Shirley Bassey. The cast of Les Miserables powerfully harmonizing on One Day More. Barbra Streisand. As it turns out, the highlights of Sunday’s Academy Awards telecast were largely musical … and barely overcame the mechanical teddy bear Ted asking where the sex party was going to be after the Oscars. Ugh.
Seth MacFarlane was the wrong choice to host the Academy Awards, barraging those in attendance (and the billions watching at home) with tasteless punchlines that made us want to take a shower after the ceremony. Pomp and circumstance were replaced with pedophilia and crap jokes, torpedoing a telecast that was off the mark from minute one and never found its feet.
Out of the roughly 35 disastrous moments from last night’s abysmal Oscars telecast, here are the five most jaw-dropping, head-scratchingly awful moments we should have been spared.
#1: “We saw your boobs.”
The lowest point for a telecast that, at its finest moment, was mediocre. I totally get MacFarlane pitching this idea.

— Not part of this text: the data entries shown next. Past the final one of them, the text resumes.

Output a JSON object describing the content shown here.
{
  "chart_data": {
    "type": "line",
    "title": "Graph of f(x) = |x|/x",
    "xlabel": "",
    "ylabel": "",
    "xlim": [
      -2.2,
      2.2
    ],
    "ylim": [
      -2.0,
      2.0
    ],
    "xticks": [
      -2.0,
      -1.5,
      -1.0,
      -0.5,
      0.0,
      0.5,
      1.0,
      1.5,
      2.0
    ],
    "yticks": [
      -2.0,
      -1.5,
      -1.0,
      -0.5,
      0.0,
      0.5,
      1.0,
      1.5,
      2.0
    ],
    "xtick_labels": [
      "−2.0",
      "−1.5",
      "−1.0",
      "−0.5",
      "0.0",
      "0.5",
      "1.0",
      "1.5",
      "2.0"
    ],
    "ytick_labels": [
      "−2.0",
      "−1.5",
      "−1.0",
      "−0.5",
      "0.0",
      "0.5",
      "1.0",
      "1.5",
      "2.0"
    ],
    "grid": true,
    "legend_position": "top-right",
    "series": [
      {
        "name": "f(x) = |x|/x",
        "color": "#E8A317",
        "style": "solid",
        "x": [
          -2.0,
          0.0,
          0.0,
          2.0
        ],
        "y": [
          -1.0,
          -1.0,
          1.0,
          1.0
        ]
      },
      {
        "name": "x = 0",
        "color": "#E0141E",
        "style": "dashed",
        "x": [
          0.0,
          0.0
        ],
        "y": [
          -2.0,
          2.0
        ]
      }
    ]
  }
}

It’s crass, sexist, disgusting … if it popped up on Family Guy in animated form, that show’s audience might laugh. But how the hell did the grotesque and woefully unfunny musical number actually get greenlit for air by co-producers Neil Meron and Craig Zadan? How could they not instantly realize the concept is wrong for the Oscars – unless you’re OK with the Oscars devolving to the level of the AVN Awards. Will the voice of Mr. Skin host the Academy Awards next year? Naomi Watts and Jennifer Lawrence get partial credit for agreeing to play along with the joke by providing pre-recorded reaction shots to MacFarlane’s horrendous number – which, according to a lengthy William Shatner skit that refused to end, led to the host scoring bad reviews. If only the rest of MacFarlane’s shtick were pre-recorded … and then left on the cutting-room floor.
#2: “Here’s to the losers.”
Another disastrous decision by Meron and Zadan, who should never work in this town again. Ben Affleck has just shocked the room, winning the Best Picture Oscar for Argo without claiming a Bets Director prize … a feat that has only been accomplished three times in film history. He gives a heartwrenching speech about picking oneself up after repeated public beatings. His voice cracks\ as he thanks his wife and children. Hard to top, right? But MacFarlane continues his stream of misfires by attempting to close the show with an off-color song-and-0dance routine with red-carpet punching bag Kristin Chenoweth where they celebrate “all the losing works of art, from Lincoln to Amour.” I’m sorry, what? They are losers? What the hell does that make you two bullies? Champions?! Here’s to the losers, indeed. We watched them sing a pathetic number while the bulk of the theater ran for the exits, and America changed the channel.
#3: The Jaws music playing people off the stage
The first time it happened, I thought it was pretty clever. In an evening dedicated to the music of the movies, John Williams’ signature Jaws music sneaks up on long-winded Oscar winners and plays them off. But the more they used it, the ruder it became. And when a visual artist responsible for Ang Lee’s breathtaking Life of Pi received both the Jaws music AND a turned off microphone as he tried to draw attention to his fellow colleagues at the financially struggling Rhythm and Hues, the Oscar telecast officially jumped the shark.
#4: Seth MacFarlane’s John Wilkes Booth joke
Not because it was tasteless, but because it was so obvious. MacFarlane, who unleashed a violent stream of duds all night long, said that the only other person besides Daniel Day-Lewis to get into Abraham Lincoln’s head was Booth. Funny? You might think. But it’s such an easy joke, I’m ashamed at MacFarlane for evening attempting it. This bad joke barely edged out the vile barbs he aimed at Rihanna and Chris Brown or George Clooney eventually dating 9-year-old Quevenzhane Wallis. Again, these offensive jokes probably should have been funny, but the delivery and the dated feel of the targets just added to the pile of Oscar gags that whiffed.
Separate church and state. Keep Clint Eastwood and his empty chairs out of political conventions. And leave the White House out of the Oscars. I didn’t think it was the right decision to have Michelle Obama presenting “alongside” Jack Nicholson at a moment of the show that’s traditionally reserved for Hollywood royalty. I thought the lag between Nicholson’s stage presence and Mrs. Obama’s on-screen bit disrupted any chemistry or flow. It was another medium-concept idea that might have sounded OK on paper but failed in the execution … which is how I’d sum up the 85th annual Academy Awards, on whole. Perhaps in some writers’ room deep in the bowels of Hollywood, everything that we witnessed Sunday night sounded like a great idea. But a lot was lost in the translation.